As with a birthday, the 26th of January is a celebration of the life of the nation, past, present and future. Let us hope then that Australians will come in increasing numbers to recognize that the inauspicious beginnings of the nation on 26 January, 1788 established the very pillars on which this nation was founded.  This was not only those pillars the inevitable result of European settlement, our national language and our Judeo Christian values which permeate our laws and customs, whatever religion or lack of religion we may profess.

What our founders gave us were two other institutions of inestimable value which remain with us today.   

 …never a gulag…  

The first was the rule of law. As we noted on this site, Australia has been very fortunate in the calibre of so many of those involved in the government of the early colonial establishments.  It is worth mentioning Lord Sydney, whom too many glibly dismiss as being of no consequence.  He had taken a decision which would have a fundamental effect on the colony.  Instead of just establishing it as a military prison, he provided for a civil administration, with courts of law. 

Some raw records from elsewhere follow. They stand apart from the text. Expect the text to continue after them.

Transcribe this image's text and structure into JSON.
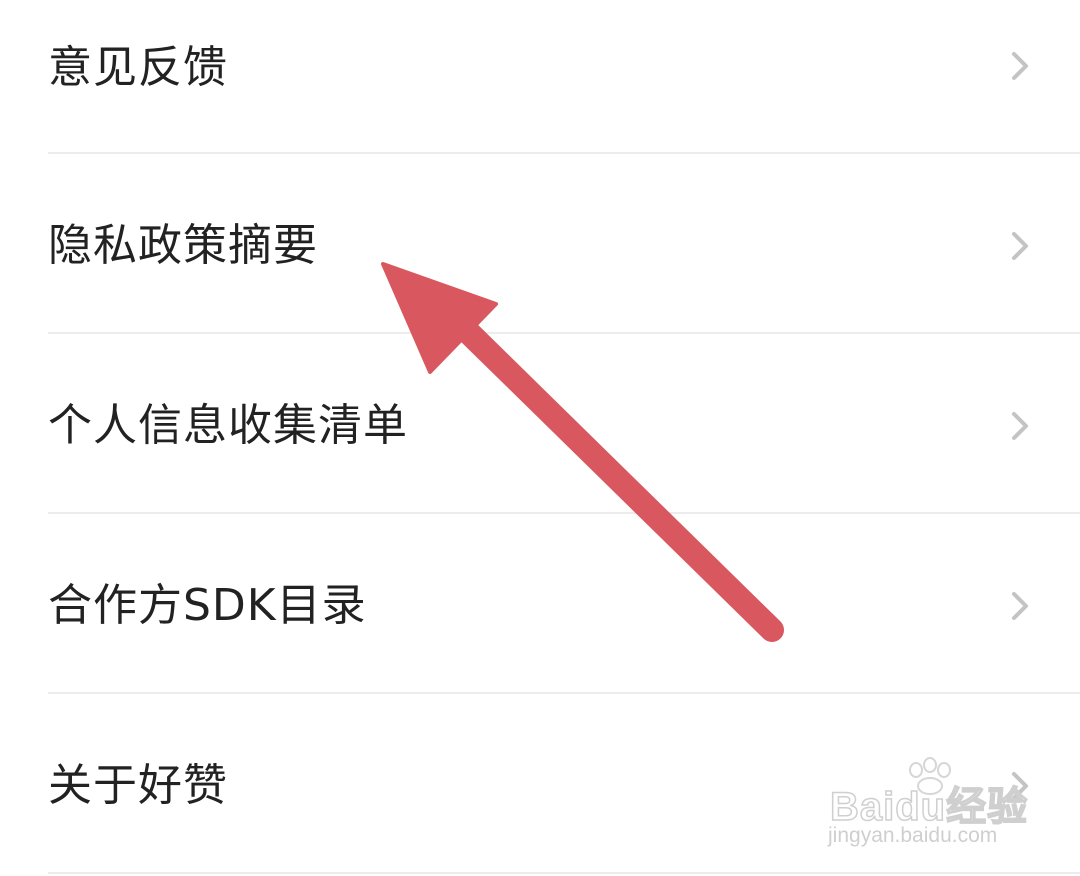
{
  "settings": {
    "items": [
      {
        "label": "意见反馈"
      },
      {
        "label": "隐私政策摘要"
      },
      {
        "label": "个人信息收集清单"
      },
      {
        "label": "合作方SDK目录"
      },
      {
        "label": "关于好赞"
      }
    ]
  },
  "annotation": {
    "arrow_color": "#d9575e",
    "arrow_target": "隐私政策摘要"
  },
  "watermark": {
    "logo": "Baidu经验",
    "url": "jingyan.baidu.com"
  },
  "colors": {
    "text": "#222222",
    "chevron": "#c4c4c4",
    "divider": "#ececec",
    "background": "#ffffff"
  }
}
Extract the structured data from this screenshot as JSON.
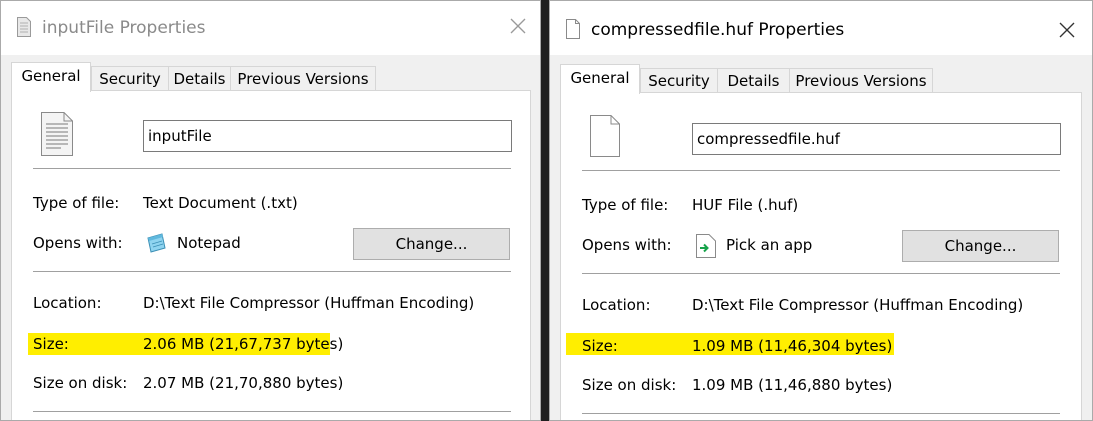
{
  "left": {
    "title": "inputFile Properties",
    "tabs": [
      "General",
      "Security",
      "Details",
      "Previous Versions"
    ],
    "file_name": "inputFile",
    "type_label": "Type of file:",
    "type_value": "Text Document (.txt)",
    "opens_label": "Opens with:",
    "opens_value": "Notepad",
    "change_button": "Change...",
    "location_label": "Location:",
    "location_value": "D:\\Text File Compressor (Huffman Encoding)",
    "size_label": "Size:",
    "size_value": "2.06 MB (21,67,737 bytes)",
    "size_on_disk_label": "Size on disk:",
    "size_on_disk_value": "2.07 MB (21,70,880 bytes)"
  },
  "right": {
    "title": "compressedfile.huf Properties",
    "tabs": [
      "General",
      "Security",
      "Details",
      "Previous Versions"
    ],
    "file_name": "compressedfile.huf",
    "type_label": "Type of file:",
    "type_value": "HUF File (.huf)",
    "opens_label": "Opens with:",
    "opens_value": "Pick an app",
    "change_button": "Change...",
    "location_label": "Location:",
    "location_value": "D:\\Text File Compressor (Huffman Encoding)",
    "size_label": "Size:",
    "size_value": "1.09 MB (11,46,304 bytes)",
    "size_on_disk_label": "Size on disk:",
    "size_on_disk_value": "1.09 MB (11,46,880 bytes)"
  },
  "icons": {
    "left_title": "text-document-icon",
    "right_title": "blank-file-icon",
    "close": "close-icon",
    "notepad": "notepad-icon",
    "pick_app": "pick-app-icon"
  },
  "colors": {
    "highlight": "#ffee00",
    "dialog_bg": "#f0f0f0",
    "panel_bg": "#ffffff",
    "button_bg": "#e1e1e1"
  }
}
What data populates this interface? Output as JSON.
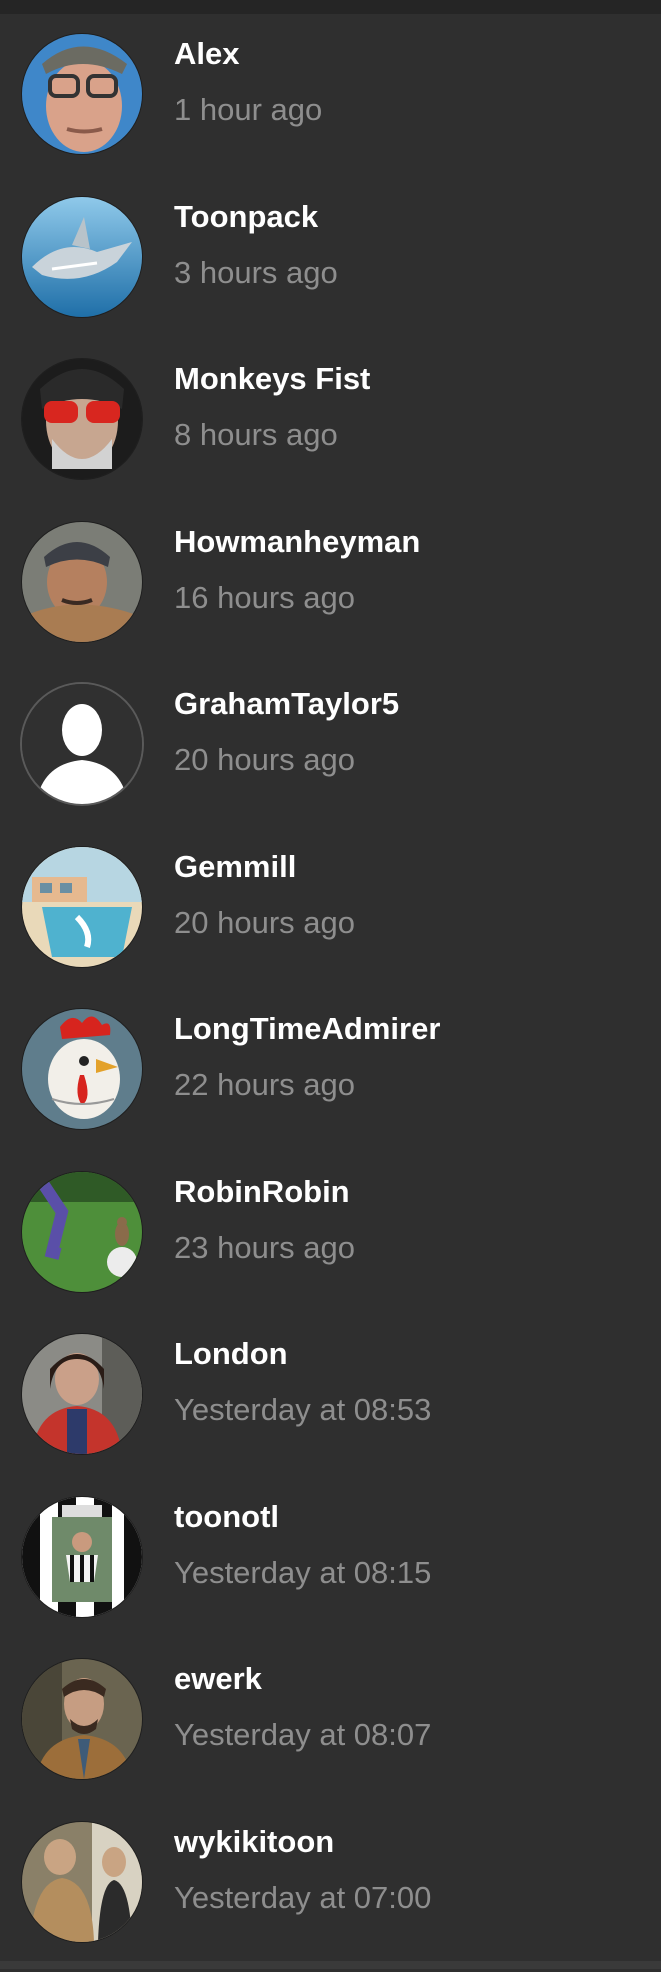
{
  "users": [
    {
      "name": "Alex",
      "time": "1 hour ago"
    },
    {
      "name": "Toonpack",
      "time": "3 hours ago"
    },
    {
      "name": "Monkeys Fist",
      "time": "8 hours ago"
    },
    {
      "name": "Howmanheyman",
      "time": "16 hours ago"
    },
    {
      "name": "GrahamTaylor5",
      "time": "20 hours ago"
    },
    {
      "name": "Gemmill",
      "time": "20 hours ago"
    },
    {
      "name": "LongTimeAdmirer",
      "time": "22 hours ago"
    },
    {
      "name": "RobinRobin",
      "time": "23 hours ago"
    },
    {
      "name": "London",
      "time": "Yesterday at 08:53"
    },
    {
      "name": "toonotl",
      "time": "Yesterday at 08:15"
    },
    {
      "name": "ewerk",
      "time": "Yesterday at 08:07"
    },
    {
      "name": "wykikitoon",
      "time": "Yesterday at 07:00"
    }
  ]
}
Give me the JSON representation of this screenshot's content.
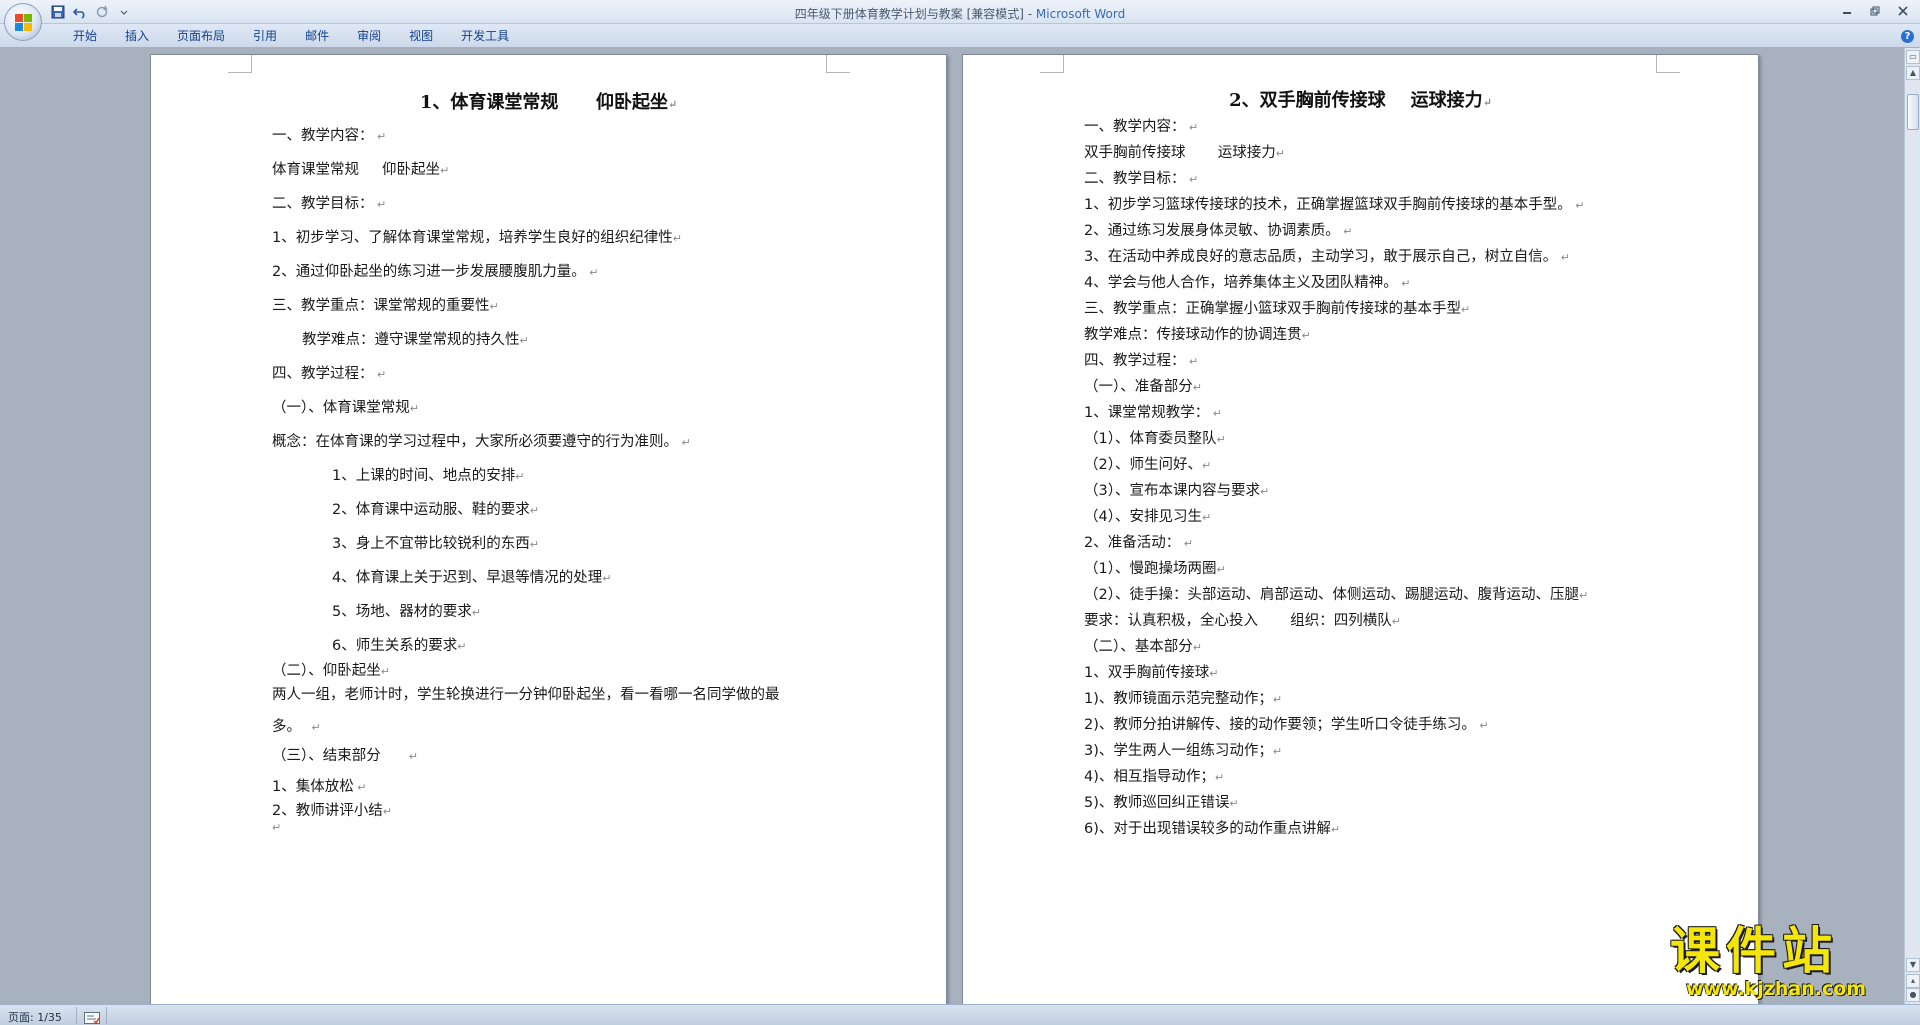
{
  "window": {
    "title": "四年级下册体育教学计划与教案 [兼容模式] - ",
    "app_name": "Microsoft Word"
  },
  "ribbon": {
    "tabs": [
      "开始",
      "插入",
      "页面布局",
      "引用",
      "邮件",
      "审阅",
      "视图",
      "开发工具"
    ]
  },
  "status": {
    "page_label": "页面: 1/35"
  },
  "watermark": {
    "cn": "课件站",
    "url": "www.kjzhan.com"
  },
  "left_page": {
    "title": "1、体育课堂常规      仰卧起坐",
    "lines": [
      "一、教学内容：",
      "体育课堂常规     仰卧起坐",
      "二、教学目标：",
      "1、初步学习、了解体育课堂常规，培养学生良好的组织纪律性",
      "2、通过仰卧起坐的练习进一步发展腰腹肌力量。",
      "三、教学重点：课堂常规的重要性",
      "教学难点：遵守课堂常规的持久性",
      "四、教学过程：",
      "（一）、体育课堂常规",
      "概念：在体育课的学习过程中，大家所必须要遵守的行为准则。",
      "1、上课的时间、地点的安排",
      "2、体育课中运动服、鞋的要求",
      "3、身上不宜带比较锐利的东西",
      "4、体育课上关于迟到、早退等情况的处理",
      "5、场地、器材的要求",
      "6、师生关系的要求",
      "（二）、仰卧起坐",
      "两人一组，老师计时，学生轮换进行一分钟仰卧起坐，看一看哪一名同学做的最",
      "多。",
      "（三）、结束部分",
      "1、集体放松",
      "2、教师讲评小结",
      ""
    ]
  },
  "right_page": {
    "title": "2、双手胸前传接球    运球接力",
    "lines": [
      "一、教学内容：",
      "双手胸前传接球       运球接力",
      "二、教学目标：",
      "1、初步学习篮球传接球的技术，正确掌握篮球双手胸前传接球的基本手型。",
      "2、通过练习发展身体灵敏、协调素质。",
      "3、在活动中养成良好的意志品质，主动学习，敢于展示自己，树立自信。",
      "4、学会与他人合作，培养集体主义及团队精神。",
      "三、教学重点：正确掌握小篮球双手胸前传接球的基本手型",
      "教学难点：传接球动作的协调连贯",
      "四、教学过程：",
      "（一）、准备部分",
      "1、课堂常规教学：",
      "（1）、体育委员整队",
      "（2）、师生问好、",
      "（3）、宣布本课内容与要求",
      "（4）、安排见习生",
      "2、准备活动：",
      "（1）、慢跑操场两圈",
      "（2）、徒手操：头部运动、肩部运动、体侧运动、踢腿运动、腹背运动、压腿",
      "要求：认真积极，全心投入       组织：四列横队",
      "（二）、基本部分",
      "1、双手胸前传接球",
      "1)、教师镜面示范完整动作；",
      "2)、教师分拍讲解传、接的动作要领；学生听口令徒手练习。",
      "3)、学生两人一组练习动作；",
      "4)、相互指导动作；",
      "5)、教师巡回纠正错误",
      "6)、对于出现错误较多的动作重点讲解"
    ]
  }
}
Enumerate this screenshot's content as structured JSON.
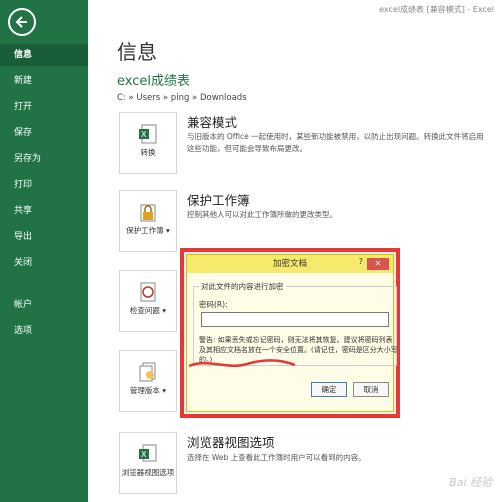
{
  "window": {
    "title": "excel成绩表 [兼容模式] - Excel"
  },
  "sidebar": {
    "items": [
      "信息",
      "新建",
      "打开",
      "保存",
      "另存为",
      "打印",
      "共享",
      "导出",
      "关闭",
      "帐户",
      "选项"
    ]
  },
  "main": {
    "title": "信息",
    "file_name": "excel成绩表",
    "path": "C: » Users » ping » Downloads",
    "compat": {
      "tile_label": "转换",
      "title": "兼容模式",
      "desc": "与旧版本的 Office 一起使用时，某些新功能被禁用，以防止出现问题。转换此文件将启用这些功能，但可能会导致布局更改。"
    },
    "protect": {
      "tile_label": "保护工作簿",
      "title": "保护工作簿",
      "desc": "控制其他人可以对此工作簿所做的更改类型。"
    },
    "inspect": {
      "tile_label": "检查问题"
    },
    "versions": {
      "tile_label": "管理版本"
    },
    "browser": {
      "tile_label": "浏览器视图选项",
      "title": "浏览器视图选项",
      "desc": "选择在 Web 上查看此工作簿时用户可以看到的内容。"
    }
  },
  "dialog": {
    "title": "加密文档",
    "help": "?",
    "close": "✕",
    "group_label": "对此文件的内容进行加密",
    "pw_label": "密码(R):",
    "pw_value": "",
    "warning": "警告: 如果丢失或忘记密码，则无法将其恢复。建议将密码列表及其相应文档名放在一个安全位置。(请记住，密码是区分大小写的。)",
    "ok": "确定",
    "cancel": "取消"
  },
  "watermark": "Bai 经验"
}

 To speak then of the colony as a gulag, as republicans Robert Hughes and Malcolm Turnbull do, is wrong.  The rule of law came to Australia from the founding of the colony in 1788. 

Just consider one example.  An early civil action brought by convicts against a ship captain for theft was defended on the ground that at common law felons could not sue.  The court required the captain to prove this, which was of course impossible since the records were in England.  Can Mr. Hughes give us a similar example of litigation by prisoners in a Soviet gulag?  If not, then he should desist from naming it a gulag.

 Lord Sydney’s decision reflected very much the views of the first Governor, Captain, later Admiral Arthur Phillip.  He wrote, before leaving England, that in this new land "… there will be no slavery and hence no slaves.”  Phillip also ordered that Aborigines be treated well, and indicated that the murder of an Aborigine would be punished by hanging.

…our oldest institution…  

The other pillar brought by Phillip was the Crown, our oldest institution, one offering leadership above politics.

 When the British gave us – gave us, there was no War of Independence – self government under the Westminster system, the Crown emerged as central to our system of government, an institution crossing the federal-state boundaries and providing a crucial  check and balance to the other institutions of government.

We were the ones who developed the final pillar of the nation, federation, but only after we had rejected earlier British attempts to encourage us to embark on this path.

Certainly let us celebrate what we are, but let us remember why we celebrate Australia Day and how those events long ago formed the nation.  And let us firmly and courteously reject the destructive plans of those who would vandalise our heritage, and offer nothing of value in its place.